I limit the attention to the analysis of the types of fold, defined by the topology level of the hierarchical classification of CATH. Table 3 shows the percentage of cases in which the two protein structures that are compared have the same fold. The data of the homo-oligomers are not given in the table since they have obviously the same fold.
Table 3

Percentage of pairs of protein structures in various datasets that have the same or different fold according to the CATH database

Dataset

Different fold

Same fold

Hetero-dimers

63.3

36.6

Hetero-trimers

66.7

33.3

Hetero-tetramers

54.3

45.7

Random set 1

77.1

22.8

Random set 2

79.9

20.1

Random set 3

83.8

16.2

Random set 4

85.3

14.7

Random set 5

78.9

21.1

Random set 6

82.9

17.1

Monomer set 1

93.8

16.2

Monomer set 2

83.1

16.9

Monomer set 3

72.2

27.8

Monomer set 4

89.6

10.4

Monomer set 5

66.3

33.7

Monomer set 6

69.0

31.0

33%-46% of the pairs of protomers of hetero-oligomers have the same fold. These values are considerably larger than those of non-interacting proteins (10-34%). This clearly suggests that it is more probable that two protomers of the same hetero-oligomeric complex have the same fold than two non-interacting proteins. This result perfectly agrees with the analogous results based on the dpp distances on the proteomic Ramachandran plot and on the m-scores computed after optimal superposition of two protein structures.

Comparisons based on SCOP

SCOP is another database and classification of protein structural domain. Like CATH (examined in the previous chapter), SCOP adopts a hierarchical classification scheme, albeit different from that of CATH.

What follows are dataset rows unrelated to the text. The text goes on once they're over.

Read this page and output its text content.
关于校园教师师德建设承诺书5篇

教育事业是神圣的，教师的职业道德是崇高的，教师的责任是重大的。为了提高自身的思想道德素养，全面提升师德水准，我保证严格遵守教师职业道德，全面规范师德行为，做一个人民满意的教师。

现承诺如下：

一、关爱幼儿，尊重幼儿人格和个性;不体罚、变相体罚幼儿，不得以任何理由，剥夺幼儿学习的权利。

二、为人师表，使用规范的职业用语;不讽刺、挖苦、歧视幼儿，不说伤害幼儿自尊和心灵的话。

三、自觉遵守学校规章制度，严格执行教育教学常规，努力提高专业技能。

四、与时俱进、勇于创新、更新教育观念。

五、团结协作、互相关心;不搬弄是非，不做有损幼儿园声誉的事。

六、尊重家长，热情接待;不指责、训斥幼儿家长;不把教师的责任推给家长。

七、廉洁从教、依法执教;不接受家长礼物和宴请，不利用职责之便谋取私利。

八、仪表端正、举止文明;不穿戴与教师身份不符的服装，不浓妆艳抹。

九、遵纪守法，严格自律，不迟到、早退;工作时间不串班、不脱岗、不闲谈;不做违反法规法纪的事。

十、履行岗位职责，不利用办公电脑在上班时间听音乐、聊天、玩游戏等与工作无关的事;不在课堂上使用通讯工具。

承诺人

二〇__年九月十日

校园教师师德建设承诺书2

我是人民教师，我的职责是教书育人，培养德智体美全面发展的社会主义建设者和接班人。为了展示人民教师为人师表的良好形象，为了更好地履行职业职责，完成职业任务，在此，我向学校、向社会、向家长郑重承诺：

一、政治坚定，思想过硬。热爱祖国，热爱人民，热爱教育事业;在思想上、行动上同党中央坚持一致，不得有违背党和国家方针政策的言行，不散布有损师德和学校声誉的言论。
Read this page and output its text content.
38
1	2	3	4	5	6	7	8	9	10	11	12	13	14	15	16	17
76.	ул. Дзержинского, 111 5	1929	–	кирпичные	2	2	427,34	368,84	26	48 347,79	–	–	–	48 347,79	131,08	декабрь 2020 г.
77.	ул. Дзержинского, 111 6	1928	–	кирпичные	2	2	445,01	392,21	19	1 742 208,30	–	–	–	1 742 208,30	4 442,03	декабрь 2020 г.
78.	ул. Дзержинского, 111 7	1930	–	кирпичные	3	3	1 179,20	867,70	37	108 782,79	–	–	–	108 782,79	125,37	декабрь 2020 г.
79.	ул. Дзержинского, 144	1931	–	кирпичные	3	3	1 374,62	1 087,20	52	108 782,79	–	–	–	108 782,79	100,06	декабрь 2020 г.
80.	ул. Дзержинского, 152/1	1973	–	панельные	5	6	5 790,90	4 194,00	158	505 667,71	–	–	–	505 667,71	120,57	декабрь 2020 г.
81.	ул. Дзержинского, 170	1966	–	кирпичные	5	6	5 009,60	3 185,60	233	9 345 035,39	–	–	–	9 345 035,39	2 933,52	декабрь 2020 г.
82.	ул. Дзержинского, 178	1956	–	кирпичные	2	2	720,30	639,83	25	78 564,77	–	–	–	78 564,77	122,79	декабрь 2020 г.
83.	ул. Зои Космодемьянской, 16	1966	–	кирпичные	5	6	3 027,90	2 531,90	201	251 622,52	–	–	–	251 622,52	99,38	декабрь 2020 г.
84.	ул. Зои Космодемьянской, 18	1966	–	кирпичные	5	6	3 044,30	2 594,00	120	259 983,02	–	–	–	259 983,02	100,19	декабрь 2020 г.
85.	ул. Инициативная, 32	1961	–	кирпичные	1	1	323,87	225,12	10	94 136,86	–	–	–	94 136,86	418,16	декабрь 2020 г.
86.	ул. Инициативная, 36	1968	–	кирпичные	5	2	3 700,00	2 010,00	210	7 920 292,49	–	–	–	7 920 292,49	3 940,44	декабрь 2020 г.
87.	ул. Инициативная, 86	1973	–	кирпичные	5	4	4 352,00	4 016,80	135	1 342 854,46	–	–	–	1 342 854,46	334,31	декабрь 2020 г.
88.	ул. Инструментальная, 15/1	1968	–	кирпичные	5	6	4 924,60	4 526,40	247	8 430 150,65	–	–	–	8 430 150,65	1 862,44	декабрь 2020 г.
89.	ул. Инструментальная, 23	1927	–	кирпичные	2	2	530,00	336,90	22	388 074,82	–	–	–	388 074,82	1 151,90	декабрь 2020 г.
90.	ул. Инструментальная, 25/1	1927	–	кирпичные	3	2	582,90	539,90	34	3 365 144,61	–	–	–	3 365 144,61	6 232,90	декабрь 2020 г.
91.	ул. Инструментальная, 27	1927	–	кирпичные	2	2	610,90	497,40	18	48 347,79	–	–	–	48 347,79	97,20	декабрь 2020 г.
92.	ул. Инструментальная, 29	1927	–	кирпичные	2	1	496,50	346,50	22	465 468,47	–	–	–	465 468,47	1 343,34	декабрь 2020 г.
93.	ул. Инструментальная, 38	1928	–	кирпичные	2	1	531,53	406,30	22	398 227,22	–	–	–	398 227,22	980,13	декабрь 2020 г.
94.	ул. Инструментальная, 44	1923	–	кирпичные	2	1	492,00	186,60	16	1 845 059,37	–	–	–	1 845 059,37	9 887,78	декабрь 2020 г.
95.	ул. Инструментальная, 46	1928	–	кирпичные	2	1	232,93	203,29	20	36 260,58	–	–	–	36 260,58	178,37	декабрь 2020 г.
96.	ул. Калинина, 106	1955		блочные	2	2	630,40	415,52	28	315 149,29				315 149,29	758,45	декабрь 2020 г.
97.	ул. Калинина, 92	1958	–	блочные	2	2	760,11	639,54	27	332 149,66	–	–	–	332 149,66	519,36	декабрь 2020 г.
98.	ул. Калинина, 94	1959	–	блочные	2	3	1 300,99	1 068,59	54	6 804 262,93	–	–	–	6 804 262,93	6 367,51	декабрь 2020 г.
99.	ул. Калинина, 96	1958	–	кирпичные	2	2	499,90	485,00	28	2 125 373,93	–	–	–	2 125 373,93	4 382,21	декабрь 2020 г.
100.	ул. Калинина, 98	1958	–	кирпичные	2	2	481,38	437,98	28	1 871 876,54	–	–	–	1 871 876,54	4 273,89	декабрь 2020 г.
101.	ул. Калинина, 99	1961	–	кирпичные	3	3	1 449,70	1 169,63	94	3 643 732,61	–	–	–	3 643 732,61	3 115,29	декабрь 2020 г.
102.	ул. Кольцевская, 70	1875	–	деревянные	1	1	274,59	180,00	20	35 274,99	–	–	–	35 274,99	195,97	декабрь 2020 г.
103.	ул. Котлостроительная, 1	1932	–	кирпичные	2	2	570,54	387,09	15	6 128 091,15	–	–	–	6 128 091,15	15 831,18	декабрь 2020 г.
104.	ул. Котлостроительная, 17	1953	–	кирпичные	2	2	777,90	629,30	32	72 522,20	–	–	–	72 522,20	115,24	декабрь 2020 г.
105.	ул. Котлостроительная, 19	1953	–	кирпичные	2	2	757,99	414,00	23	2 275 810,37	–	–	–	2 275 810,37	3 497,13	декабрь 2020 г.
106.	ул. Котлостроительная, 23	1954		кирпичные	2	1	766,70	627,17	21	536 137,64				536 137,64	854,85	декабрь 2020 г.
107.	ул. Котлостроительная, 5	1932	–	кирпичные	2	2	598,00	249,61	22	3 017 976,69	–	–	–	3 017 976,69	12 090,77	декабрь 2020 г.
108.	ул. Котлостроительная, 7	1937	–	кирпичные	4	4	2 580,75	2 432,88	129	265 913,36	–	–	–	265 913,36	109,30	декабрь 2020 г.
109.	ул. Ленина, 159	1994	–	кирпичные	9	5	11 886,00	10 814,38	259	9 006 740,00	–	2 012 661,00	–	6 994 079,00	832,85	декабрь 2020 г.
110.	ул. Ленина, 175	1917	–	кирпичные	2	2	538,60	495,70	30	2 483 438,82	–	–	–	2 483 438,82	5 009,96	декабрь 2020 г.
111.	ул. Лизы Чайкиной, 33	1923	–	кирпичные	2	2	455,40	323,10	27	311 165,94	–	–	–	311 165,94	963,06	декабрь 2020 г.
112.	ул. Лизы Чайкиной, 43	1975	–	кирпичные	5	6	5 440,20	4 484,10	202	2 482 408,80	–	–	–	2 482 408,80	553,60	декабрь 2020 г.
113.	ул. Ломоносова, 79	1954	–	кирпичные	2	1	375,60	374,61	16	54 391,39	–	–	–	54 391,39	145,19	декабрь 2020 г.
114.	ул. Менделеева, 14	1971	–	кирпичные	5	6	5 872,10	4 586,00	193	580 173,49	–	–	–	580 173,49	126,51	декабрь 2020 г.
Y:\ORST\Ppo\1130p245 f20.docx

The first classification level is the “class”, like in CATH, the second is the “fold” and this corresponds to the topology level of classification of CATH. In SCOP, therefore, there is not an intermediate level of classification between the class and the fold (this intermediate classification level is the architecture node of CATH). After the fold classification level, there are further levels of clustering (“superfamily” and “family”), which include evolutionary information. Moreover, the definition of protein domain is slightly different, with the consequence that the protein domains tend to be larger in SCOP than in CATH.

Here, like for the comparison based on CATH, I limit the attention to the fold level of structural classification of the protein domains. Two structures are then considered to be similar if they have the same fold and different if they do not. Table 4 shows the results of this analysis. The frequency with which two protomers of a hetero-oligomer have the same fold (26-36%) is considerably higher than the frequency with which two non-interacting proteins have the same fold (8-18%). In agreement with the data reported above, this indicates that the protomers of hetero-oligomers tend to be structurally more similar than expected.
Table 4

Percentage of pairs of protein structures in various datasets that have the same or different fold according to the SCOP database

Dataset

Different fold

Same fold

Hetero-dimers

74.0

26.0

Hetero-triimers

75.9

24.1

Hetero-tetramers

64.4

35.6

Random set 1

89.5

10.5

Random set 2

90.6

8.4

Random set 3

91.4

8.6

Random set 4

90.1

9.9

Random set 5

90.9

9.1

Random set 6

91.1

8.9

Monomer set 1

89.6

10.4

Monomer set 2

83.0

17.0

Monomer set 3

86.2

13.8

Monomer set 4

89.2

10.8

Monomer set 5

81.9

18.1

Monomer set 6

88.2

11.8

Discussion

The present data indicate that protomers of hetero-oligomers tend to have three-dimensional structures surprisingly similar, much more than pairs of non-interacting proteins. Higher m-scores and lower dpp distances are observed when two protomers of the same hetero-oligomer are compared than when two unrelated and non-interacting proteins are compared. Two protomers of the same hetero-oligomer have the same fold, according to the classifications of CATH and SCOP, more frequently than two unrelated and non-interacting proteins.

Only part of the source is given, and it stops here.